On peut citer, notamment, l'avis très intéressant de la CNIL, rendu le 12 novembre 2009, concernant la création de la base française EVAFISC (délibération n° 2009-588 du 12 novembre 2009, portant avis sur un projet d'arrêté du ministère du Budget, des Comptes publics, de la Fonction publique et de la Réforme de l'Etat portant création par la direction générale des finances publiques d'un fichier de comptes bancaires détenus hors de France par des personnes physiques ou morales). Cet avis s'apparente à un rappel à l'ordre à l'intention des autorités fiscales ignorant les règles de protection des données personnelles.

De même, le Contrôleur européen de la protection des données (CEPD) a émis deux avis, comportant de fortes réserves sur les nouveaux outils de coopération mis en place.

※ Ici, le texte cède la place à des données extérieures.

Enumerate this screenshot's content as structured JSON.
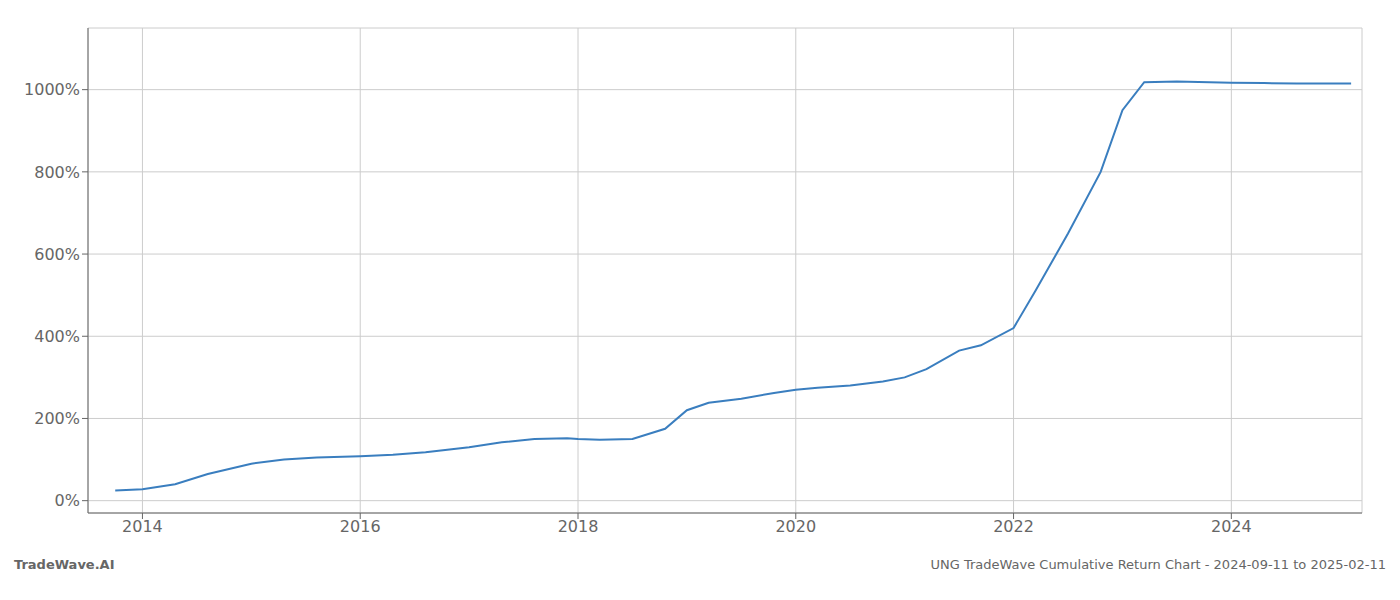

Un premier avis, en date du 30 octobre 2009, concerne les nouvelles mesures d'échange d'information qui vont être prises en matière de TVA et la création de la base EUROFISC.

Le second avis, rendu le 6 janvier 2010, concernant quant à lui la proposition de Directive du Conseil du 2 février 2009 relative à la coopération administrative dans le domaine fiscal, comporte des réserves encore plus marquées que le premier avis. On relèvera, notamment, le paragraphe suivant : "le CEPD a remarqué que la proposition ne contient aucune disposition sur le principe de transparence, par exemple sur la manière dont l'échange d'informations est communiqué au grand public ou dont les personnes concernées seront informées du traitement des données. Le CEPD invite dès lors instamment le législateur à adopter une disposition concernant la transparence de l'échange d'informations".

Aussi, le droit communautaire ainsi que la Convention européenne de sauvegarde des droits de l'Homme ont été, à ce jour, peu sollicités en ce domaine, alors qu'ils peuvent constituer des armes juridiques efficaces.